You may have heard of a report recently produced by the United Nations Special Rapporteur on extreme poverty and human rights, Professor Philip Alston.
The report has been widely cited as it takes an in depth look at the pernicious social security policies of the UK Government, describing the Tories flagship policy change, Universal Credit, as “Universal Discredit”. Professor Alston also highlighted the hugely gendered nature of the UK Government’s atrocious programme of social security cuts commenting that it looked like it had been designed by, “a group of misogynists in a room.”
One aspect of the report, which has not had a great deal of coverage so far relates to bus services.
The report states, “Transport, especially in rural areas, should be considered an essential service, equivalent to water and electricity.” I agree wholeheartedly with this statement, and it is one of the reasons I started my Better Buses campaign, which aims to capture the experience of bus users across the country.
Bus patronage has been falling year on year, and while the Scottish Government’s Transport Bill does propose some initiatives in relation to bus services, it does not go anywhere near far enough, and will do nothing to offer communities, particularly those is rural areas, the good quality services that they need.
Local Councils should be empowered to provide bus services that serve the needs of our diverse communities, many of which are currently cut off from services, with commercial operators deeming them unviable.
The Scottish Government does provide some funding to support the provision of services, but it announced a cut of £7 million to this support in its draft budget.
While the current system of bus operation is complex and frustrating, it is disappointing that the Scottish Government is neither providing the necessary financial support, nor suggesting a new model to support communities.

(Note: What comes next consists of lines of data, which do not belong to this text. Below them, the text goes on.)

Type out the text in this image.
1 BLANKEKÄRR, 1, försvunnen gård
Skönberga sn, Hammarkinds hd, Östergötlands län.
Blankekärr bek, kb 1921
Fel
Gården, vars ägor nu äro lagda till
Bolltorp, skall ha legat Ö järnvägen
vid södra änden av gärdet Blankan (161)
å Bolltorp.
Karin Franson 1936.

Around a third of people do not have access to a private car, yet the Scottish Government’s transport policies are almost exclusively focused on this mode of transport. Government policies should focus on the needs of everyone in our communities, not only those who have a car.
We need to tackle the issues of congestion, air pollution, and climate change urgently.
Academy Street in Inverness city centre is among Scotland’s most polluted streets, and air pollution is responsible for around 2500 deaths in Scotland each year. It is therefore vital that we encourage folk to leave their cars at home, but we can only achieve this if we make the alternatives more attractive.
If we are going to do this the Scottish Government needs to prioritise bus services, which are reasonably priced, clean, and reliable.